Les activités périscolaires occupent aujourd’hui une place centrale dans l’organisation des temps de l’enfant. Elles se situent entre le temps scolaire et le temps familial. Si elles ont été considérées comme une simple fonction de garde, elles s’inscrivent aujourd’hui dans une démarche éducative. Pour les collectivités, l’encadrement périscolaire représente donc un enjeu éducatif, mais aussi règlementaire, organisationnel et territorial.
Le périscolaire, un temps éducatif à part entière
Les activités périscolaires constituent des temps de loisirs éducatifs qui sont complémentaires de l’enseignement scolaire. Les enfants se voient proposer des situations et formes d’apprentissage qui passent par le jeu, la créativité, l’autonomie, l’expérimentation ou la socialisation.
Le périscolaire n’est pas contraint par des programmes nationaux et offre ainsi une grande souplesse pédagogique.

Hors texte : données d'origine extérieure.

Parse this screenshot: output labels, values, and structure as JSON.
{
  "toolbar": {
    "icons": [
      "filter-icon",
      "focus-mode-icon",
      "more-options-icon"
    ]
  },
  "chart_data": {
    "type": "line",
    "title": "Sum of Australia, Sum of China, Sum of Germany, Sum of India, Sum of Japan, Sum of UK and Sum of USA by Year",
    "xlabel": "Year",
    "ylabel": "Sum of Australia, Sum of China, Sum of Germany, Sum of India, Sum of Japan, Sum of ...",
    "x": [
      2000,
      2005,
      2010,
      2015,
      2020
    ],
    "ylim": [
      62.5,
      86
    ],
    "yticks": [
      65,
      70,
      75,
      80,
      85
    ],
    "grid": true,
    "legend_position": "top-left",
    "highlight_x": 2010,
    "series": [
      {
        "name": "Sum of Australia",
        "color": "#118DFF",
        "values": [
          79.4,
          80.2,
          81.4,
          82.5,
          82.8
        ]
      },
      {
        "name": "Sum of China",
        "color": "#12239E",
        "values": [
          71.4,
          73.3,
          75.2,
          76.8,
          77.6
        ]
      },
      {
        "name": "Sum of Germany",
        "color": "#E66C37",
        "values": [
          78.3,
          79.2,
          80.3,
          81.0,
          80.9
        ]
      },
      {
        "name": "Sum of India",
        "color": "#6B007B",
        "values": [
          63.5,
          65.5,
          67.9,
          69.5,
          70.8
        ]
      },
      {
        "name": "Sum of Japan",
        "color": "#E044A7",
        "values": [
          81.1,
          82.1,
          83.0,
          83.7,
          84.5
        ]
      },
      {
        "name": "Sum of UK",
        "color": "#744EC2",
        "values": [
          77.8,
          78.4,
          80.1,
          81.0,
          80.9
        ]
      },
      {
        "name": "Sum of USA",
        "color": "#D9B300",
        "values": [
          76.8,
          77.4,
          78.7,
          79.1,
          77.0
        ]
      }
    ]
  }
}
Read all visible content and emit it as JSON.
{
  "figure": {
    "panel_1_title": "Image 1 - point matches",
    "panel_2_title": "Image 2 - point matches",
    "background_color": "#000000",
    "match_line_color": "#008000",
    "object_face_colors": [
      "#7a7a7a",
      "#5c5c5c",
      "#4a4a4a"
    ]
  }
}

Les animateurs peuvent ainsi alterner les activités encadrées, les temps libres, de repos ou encore l’autonomie surveillée pour s’adapter aux besoins des enfants. En effet, loin d’être de l’oisiveté, les temps libre participent à la construction de l’enfant, de sa personnalité à son imagination en passant par son aptitude sociale.
Encadrer le périscolaire
Un cadre réglementaire exigeant
L’encadrement périscolaire s’inscrit dans un cadre réglementaire précis, visant à garantir la santé, la sécurité physique et morale des enfants. Toute personne physique ou morale peut organiser des activités périscolaires, sous réserve de ne pas faire l’objet d’une interdiction judiciaire ou administrative, mais les accueils de loisirs périscolaires sont majoritairement organisés par les collectivités territoriales et les associations.
Dans tous les cas, l’organisateur doit respecter plusieurs obligations, notamment :
- la déclaration préalable de l’accueil auprès des services de l’État ;
- le respect des normes d’hygiène et de sécurité ;
- la souscription d’une assurance en responsabilité civile ;
- la formalisation et la mise en œuvre d’un projet éducatif ;
- le respect des taux d’encadrement réglementaires ;
- le recours à un encadrement qualifié.
Ces exigences renforcent la responsabilité des collectivités et participent à la professionnalisation du secteur périscolaire.
La qualification des équipes, un enjeu de qualité éducative
L’accueil de loisirs périscolaire repose sur une organisation structurée autour d’un directeur et d’une équipe d’animation permanente. Le directeur est responsable de la mise en œuvre du projet pédagogique et du recrutement des animateurs.
Ces derniers doivent être titulaires de diplômes reconnus, en cours de formation, agents de la fonction publique territoriale ou titulaires du brevet d’aptitude aux fonctions d’animateur (BAFA). Les animateurs qualifiés doivent représenter au moins 50 % de l’effectif d’encadrement, une part limitée de personnel non qualifié étant tolérée à titre subsidiaire.
Ces exigences contribuent à garantir la qualité des activités proposées, mais soulèvent également des enjeux en matière de recrutement, de formation périscolaire pour les collectivités et de stabilisation des équipes.
Répondre aux attentes des familles et renforcer l’attractivité territoriale
Les besoins exprimés par les familles en matière de périscolaire ont fortement évolué. La demande de modes de garde étendus, le matin, le midi et le soir, s’est accrue, en particulier dans les territoires où les deux parents travaillent. Mais au-delà de la simple prise en charge des enfants, les familles sont de plus en plus attentives à la qualité éducative des activités proposées. Le périscolaire est ainsi un facteur d’attractivité pour les communes.
Conscientes de cette évolution, les collectivités investissent donc dans le développement des accueils périscolaires, recrutent des animateurs, construisent des projets éducatifs et améliorent les infrastructures.